Lulism should not be confused with Lullism.
Lulism | |
Native Name: | Lulismo |
Founder: | Luiz Inácio Lula da Silva |
Leader: | Luiz Inácio Lula da Silva |
Position: | Centre to left-wing |
Membership: | Workers' Party Brazil of Hope |
Lulism (Portuguese: Lulismo) is a political ideology describing the 2006 consolidation of segments of Brazilian society previously hostile to social movements and the Workers' Party behind political forces led by President Luiz Inácio Lula da Silva,[1] appealed by a controlled reformism and limited structural change focused on the poorest sections of society.[2] The lower classes, who had distanced themselves from Lula, accepted his candidacy after his first term as President as the middle class turned from him. The rhetoric and praxis which united the maintenance of stability and state distributism are the origins of Lulism.[1] While advocating socialism, Lulism aims for a 'social liberal' approach that gradually resolves the gap between the rich and the poor in a market-oriented way.[3] [4]
Brazilian manufacturers, banks and retailers benefited from the consumption-led and credit-fueled government economic model. According to André Singer, who coined the term: "The convergence of interests of the private industry sector on one side, and of the organized labor force on the other, led to the stability that allowed this political system to take the form of a sort of consensus".[5] This equilibrium allowed the government to gradually make significant changes in policy. In the Lulism movement, non-confrontation is a sine qua non for development. It is part of the Latin American leftist wave known as Socialism of the 21st century.[6]
The word Lulism was coined by André Singer, a political scientist and Lula's press secretary from 2003 to 2005 and spokesperson during his presidency from 2002 to 2007.[2] [7] [8] [9] Originating in the 2002 presidential campaign, Lulism departed from the left-wing politics of the Workers Party until late 2001[1] and abandoned the concepts of organization and mobilization. Since Lulism is a model of enforced change within order, mobilization is unnecessary and conflict is eliminated.[8]
A 2009 article written for the Instituto Millenium said that "liberals are cornered" after "more than six years of Lulism". Patrícia Carlos de Andrade adopted that view: "According to her, the term 'liberal' is mistranslated in Brazil as 'rightist' or 'supportive of military dictatorships'. In the war for public opinion, the so-called left always got the better, Singer says".[10] Lula da Silva has also been described in media and books as a "liberal" in the sense of social rather than classical.[11] [12] [13]
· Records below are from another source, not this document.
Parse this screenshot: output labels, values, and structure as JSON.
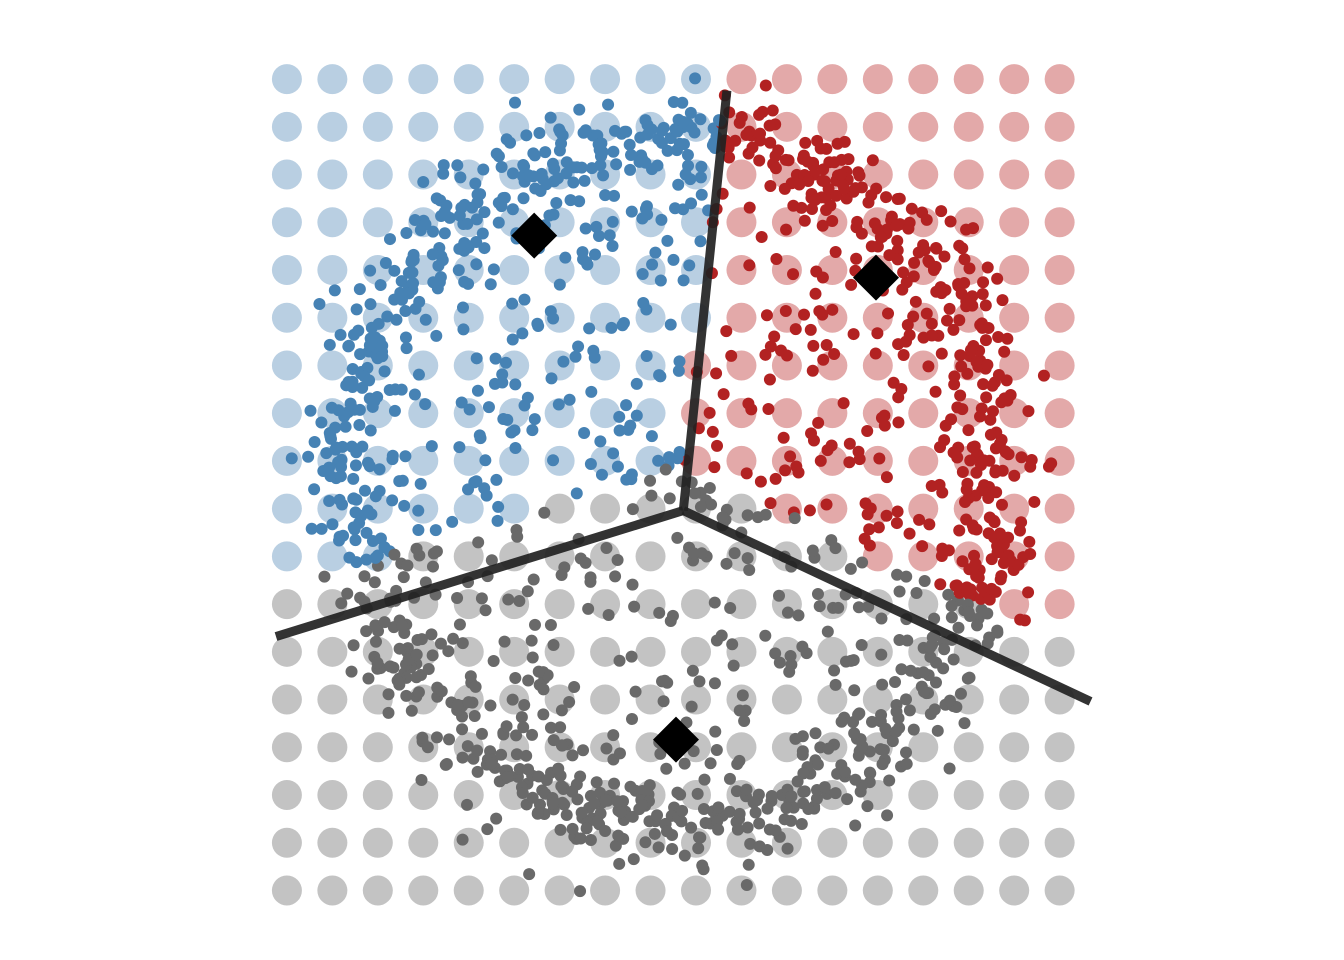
{
  "chart_data": {
    "type": "scatter",
    "title": "",
    "xlabel": "",
    "ylabel": "",
    "xlim": [
      -1.1,
      1.1
    ],
    "ylim": [
      -1.1,
      1.1
    ],
    "axes_visible": false,
    "grid": false,
    "legend": "none",
    "colors": {
      "blue": "#4682B4",
      "red": "#B22222",
      "gray": "#696969",
      "blue_light": "#B9CFE2",
      "red_light": "#E3A9A9",
      "gray_light": "#C3C3C3",
      "boundary": "#222222",
      "centroid": "#000000"
    },
    "cluster_order": [
      "blue",
      "red",
      "gray"
    ],
    "centroids": [
      {
        "cluster": "blue",
        "x": -0.39,
        "y": 0.64
      },
      {
        "cluster": "red",
        "x": 0.55,
        "y": 0.53
      },
      {
        "cluster": "gray",
        "x": 0.0,
        "y": -0.68
      }
    ],
    "background_grid": {
      "x": [
        -1.07,
        -0.945,
        -0.82,
        -0.695,
        -0.57,
        -0.445,
        -0.32,
        -0.195,
        -0.07,
        0.055,
        0.18,
        0.305,
        0.43,
        0.555,
        0.68,
        0.805,
        0.93,
        1.055
      ],
      "y": [
        1.05,
        0.925,
        0.8,
        0.675,
        0.55,
        0.425,
        0.3,
        0.175,
        0.05,
        -0.075,
        -0.2,
        -0.325,
        -0.45,
        -0.575,
        -0.7,
        -0.825,
        -0.95,
        -1.075
      ]
    },
    "boundaries": [
      {
        "from": [
          0.02,
          -0.08
        ],
        "to": [
          0.14,
          1.02
        ]
      },
      {
        "from": [
          0.02,
          -0.08
        ],
        "to": [
          -1.1,
          -0.41
        ]
      },
      {
        "from": [
          0.02,
          -0.08
        ],
        "to": [
          1.14,
          -0.58
        ]
      }
    ],
    "data_points": {
      "count": 1500,
      "shape": "noisy ring of outer radius about 1.0 with scatter filling the interior",
      "outer_radius": 1.0
    }
  }
}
Lulism sought reconciliation between Lula and the large Brazilian conservative sector.[8] [14] Ironically,[15] it is a conservative social pact combining the economic policy of Fernando Henrique Cardoso (1995–2003) with the distributive policies of Lula's government (2002–2010).[7]
Under the auspices of conciliation,[16] Lulism represents an "appeasement of social conflicts, of which the bourgeoisie has always [been] too afraid, especially in a country of great inequality as is the case of Brazil" because it envisions a "reduction-agenda poverty and inequality, but under the aegis of a weak reformism".[15] This social change model is explained as a "conservative variant of modernization" in which the state has a "prominent role in leveraging the poorest", ensuring that Brazilian social structural problems will not be touched (in other words, without conflicting with the financial interests of the conservative elite).[16] Lulism "concocted new ideological, under-union banners that seemed to combine" continuity of the Lula and Cardoso governments in macroeconomic policy based on three pillars, namely inflation control, a floating exchange rate and a budgetary surplus.[1]
Another feature distinguishing Lulism as a political movement is its nonpartisan character. It overlaps the political parties, including the Workers Party founded by Lula.[17]
With later events in Brazilian politics, such as the impeachment of Dilma Rousseff, the arrest of Lula on 7 April 2018 and President Michel Temer's reform of labour laws,[18] some political commentators are arguing for a second phase of Lulism, now more radical and more left orientated.[19]
Several Latin American politicians such as Ollanta Humala, José Mujica, Mauricio Funes, and Fernando Lugo have cited Lulism and Chavism as political models and alternatives to the Washington Consensus.[20]